More generally, the subprime market tapped a tranche of the American public that did not typically have anything to do with Wall Street. Lenders were making loans to people who, based on their credit ratings, were less creditworthy than 71 percent of the population. Eisman knew some of these people. One day, his housekeeper, a South American woman, told him that she was planning to buy a townhouse in Queens. "The price was absurd, and they were giving her a low-down-payment option-ARM," says Eisman, who talked her into taking out a conventional fixed-rate mortgage. Next, the baby nurse he'd hired back in 1997 to take care of his newborn twin daughters phoned him. "She was this lovely woman from Jamaica," he says. "One day she calls me and says she and her sister own five townhouses in Queens. I said, 'How did that happen?'?" It happened because after they bought the first one and its value rose, the lenders came and suggested they refinance and take out $250,000, which they used to buy another one. Then the price of that one rose too, and they repeated the experiment. "By the time they were done," Eisman says, "they owned five of them, the market was falling, and they couldn't make any of the payments."
His head trader Danny Moses made similar observations.
Moses actually flew down to Miami and wandered around neighborhoods built with subprime loans to see how bad things were. "He'd call me and say, 'Oh my God, this is a calamity here,'?" recalls Eisman. All that was required for the BBB bonds to go to zero was for the default rate on the underlying loans to reach 14 percent. Eisman thought that, in certain sections of the country, it would go far, far higher.
I have been a consumer of political and demographic numbers from the time my parents bought the 1951 edition of the World Book Encyclopedia, which contained results from the 1950 Census. I was overjoyed; previously the reference books I had access to only contained results from the 1940 Census. Naturally I started typing lists showing how the populations of cities and states had changed in that 10-year interval. None of the other kids were interested in this stuff at all—I was seven at the time—but I committed the populations of the nation's largest cities in the 1950 Census down to the last digit to memory, and I still remember them today. That was the beginning of what has turned out to be a career, in political consulting and journalism, based in large part in knowing and analyzing the numbers.

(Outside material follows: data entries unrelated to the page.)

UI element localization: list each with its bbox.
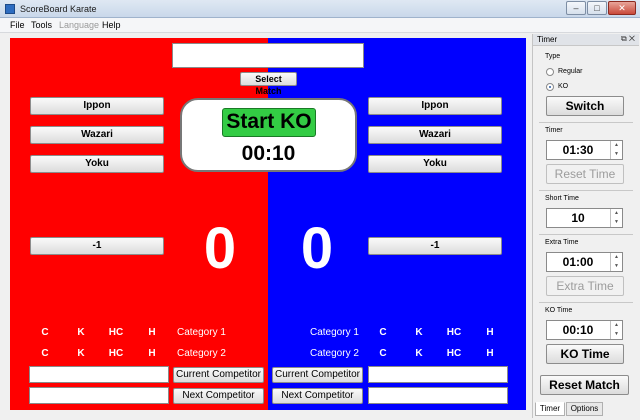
left-wazari-button[interactable]: Wazari [30, 126, 164, 144]
menu-bar: File Tools Language Help [0, 18, 640, 33]
app-icon [5, 4, 15, 14]
left-category-1: Category 1 [177, 327, 226, 338]
menu-help[interactable]: Help [102, 20, 121, 30]
spin-arrows-icon[interactable]: ▲ ▼ [610, 141, 622, 159]
left-penalty-hc-1[interactable]: HC [104, 327, 128, 338]
left-penalty-hc-2[interactable]: HC [104, 348, 128, 359]
left-penalty-c-2[interactable]: C [33, 348, 57, 359]
right-wazari-button[interactable]: Wazari [368, 126, 502, 144]
right-penalty-h-2[interactable]: H [478, 348, 502, 359]
minimize-button[interactable]: – [566, 1, 586, 15]
left-penalty-h-2[interactable]: H [140, 348, 164, 359]
right-penalty-c-2[interactable]: C [371, 348, 395, 359]
ko-time-button[interactable]: KO Time [546, 344, 624, 364]
right-category-2: Category 2 [310, 348, 359, 359]
separator [539, 122, 633, 123]
extra-time-spinbox[interactable]: 01:00 ▲ ▼ [546, 252, 623, 272]
match-name-field[interactable] [172, 43, 364, 68]
scoreboard-arena: Select Match Ippon Wazari Yoku -1 Ippon … [10, 38, 526, 410]
extra-time-value: 01:00 [562, 255, 594, 269]
reset-match-button[interactable]: Reset Match [540, 375, 629, 395]
right-yoku-button[interactable]: Yoku [368, 155, 502, 173]
timer-value: 01:30 [562, 143, 594, 157]
regular-radio-label: Regular [558, 68, 583, 75]
switch-button[interactable]: Switch [546, 96, 624, 116]
ko-time-spinbox[interactable]: 00:10 ▲ ▼ [546, 320, 623, 340]
timer-label: Timer [545, 127, 563, 134]
left-score: 0 [203, 216, 237, 281]
tab-options[interactable]: Options [566, 402, 603, 416]
left-next-competitor-field[interactable] [29, 387, 169, 404]
tab-timer[interactable]: Timer [535, 402, 565, 416]
extra-time-label: Extra Time [545, 239, 579, 246]
right-current-competitor-field[interactable] [368, 366, 508, 383]
short-time-spinbox[interactable]: 10 ▲ ▼ [546, 208, 623, 228]
right-ippon-button[interactable]: Ippon [368, 97, 502, 115]
right-next-competitor-field[interactable] [368, 387, 508, 404]
close-button[interactable]: ✕ [608, 1, 636, 15]
separator [539, 302, 633, 303]
spin-arrows-icon[interactable]: ▲ ▼ [610, 209, 622, 227]
separator [539, 234, 633, 235]
panel-header: Timer ⧉ ✕ [533, 34, 639, 46]
right-penalty-k-1[interactable]: K [407, 327, 431, 338]
menu-file[interactable]: File [10, 20, 25, 30]
left-category-2: Category 2 [177, 348, 226, 359]
timer-display-box: Start KO 00:10 [180, 98, 357, 172]
spin-arrows-icon[interactable]: ▲ ▼ [610, 253, 622, 271]
left-next-competitor-button[interactable]: Next Competitor [173, 388, 264, 404]
left-yoku-button[interactable]: Yoku [30, 155, 164, 173]
right-minus-button[interactable]: -1 [368, 237, 502, 255]
ko-radio-label: KO [558, 83, 569, 90]
start-ko-button[interactable]: Start KO [222, 108, 316, 137]
reset-time-button[interactable]: Reset Time [546, 164, 624, 184]
left-ippon-button[interactable]: Ippon [30, 97, 164, 115]
match-clock: 00:10 [241, 142, 296, 165]
right-category-1: Category 1 [310, 327, 359, 338]
left-current-competitor-field[interactable] [29, 366, 169, 383]
left-current-competitor-button[interactable]: Current Competitor [173, 367, 264, 383]
right-penalty-h-1[interactable]: H [478, 327, 502, 338]
ko-time-label: KO Time [545, 307, 573, 314]
separator [539, 190, 633, 191]
timer-dock-panel: Timer ⧉ ✕ Type Regular KO Switch Timer 0… [532, 34, 639, 418]
extra-time-button[interactable]: Extra Time [546, 276, 624, 296]
window-title: ScoreBoard Karate [20, 4, 97, 14]
timer-spinbox[interactable]: 01:30 ▲ ▼ [546, 140, 623, 160]
panel-float-icon[interactable]: ⧉ ✕ [621, 34, 635, 44]
right-penalty-hc-1[interactable]: HC [442, 327, 466, 338]
right-penalty-c-1[interactable]: C [371, 327, 395, 338]
select-match-button[interactable]: Select Match [240, 72, 297, 96]
right-current-competitor-button[interactable]: Current Competitor [272, 367, 363, 383]
title-bar: ScoreBoard Karate – □ ✕ [0, 0, 640, 18]
ko-radio[interactable] [546, 83, 554, 91]
panel-close-icon[interactable]: ✕ [629, 34, 635, 43]
left-minus-button[interactable]: -1 [30, 237, 164, 255]
short-time-value: 10 [571, 211, 585, 225]
right-score: 0 [300, 216, 334, 281]
type-label: Type [545, 53, 561, 60]
short-time-label: Short Time [545, 195, 579, 202]
left-penalty-c-1[interactable]: C [33, 327, 57, 338]
maximize-button[interactable]: □ [587, 1, 607, 15]
menu-tools[interactable]: Tools [31, 20, 52, 30]
right-penalty-hc-2[interactable]: HC [442, 348, 466, 359]
right-penalty-k-2[interactable]: K [407, 348, 431, 359]
menu-language[interactable]: Language [59, 20, 99, 30]
spin-arrows-icon[interactable]: ▲ ▼ [610, 321, 622, 339]
left-penalty-k-1[interactable]: K [69, 327, 93, 338]
regular-radio[interactable] [546, 68, 554, 76]
panel-title: Timer [537, 35, 558, 44]
right-next-competitor-button[interactable]: Next Competitor [272, 388, 363, 404]
left-penalty-k-2[interactable]: K [69, 348, 93, 359]
left-penalty-h-1[interactable]: H [140, 327, 164, 338]
ko-time-value: 00:10 [562, 323, 594, 337]
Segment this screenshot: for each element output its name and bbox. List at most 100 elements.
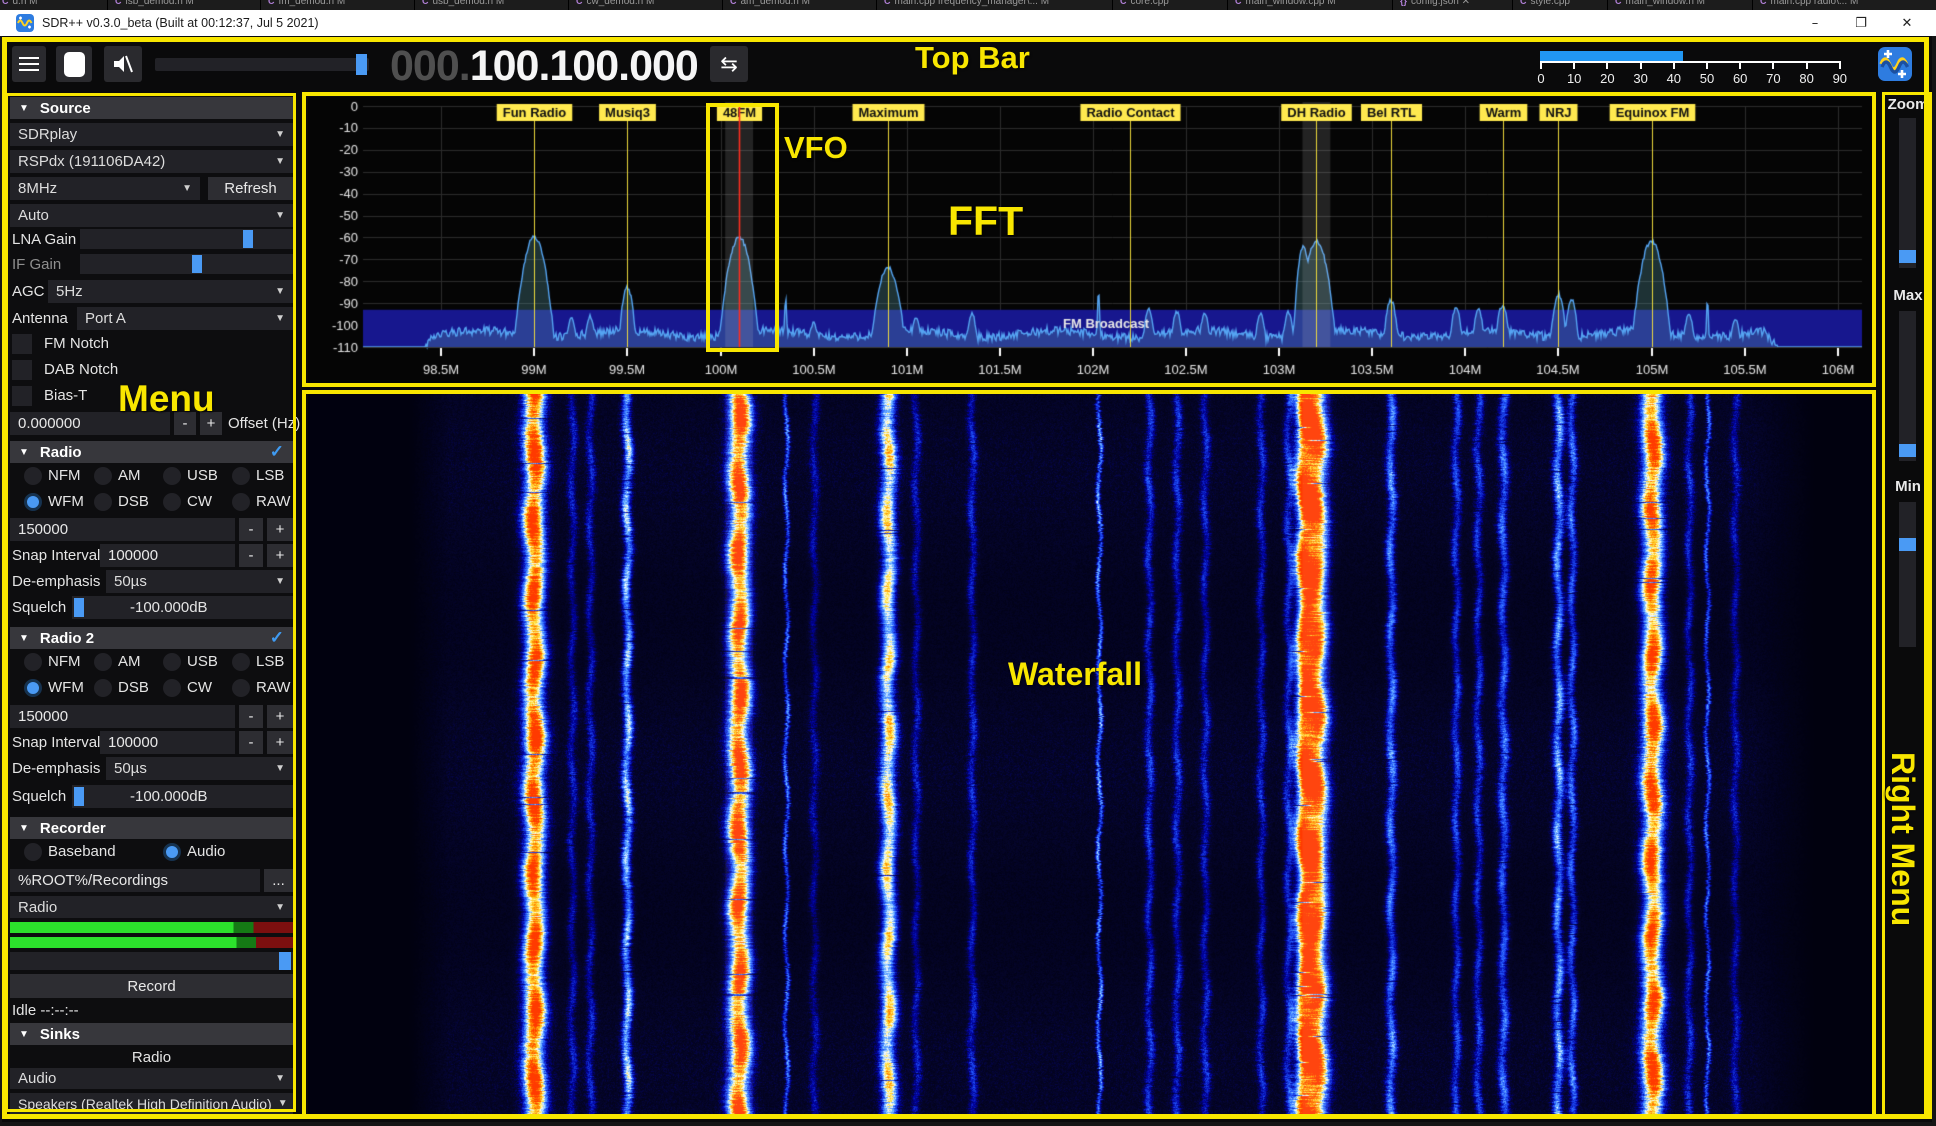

But as I have grown older, I have come increasingly to believe that the numbers are just clues. Sometimes misleading clues. There's a reality on the ground that you're trying to understand, and the numbers help you make sense about it, help you develop theories of why things are happening or changing as they are. But you can become over-dependent on numbers, as Wall Street became over-dependent on David X. Li's Gaussian copula, and end up being really, really wrong about reality. And you have to constantly keep that in mind. That's why I made a point, after co-authoring the first edition of The Almanac of American Politics, of traveling to all 50 states and all 435 congressional districts—which I accomplished when I landed at Ted Stevens International Airport in Anchorage, Alaska, in February 1998. It's just one way of keeping in touch with the facts on the ground.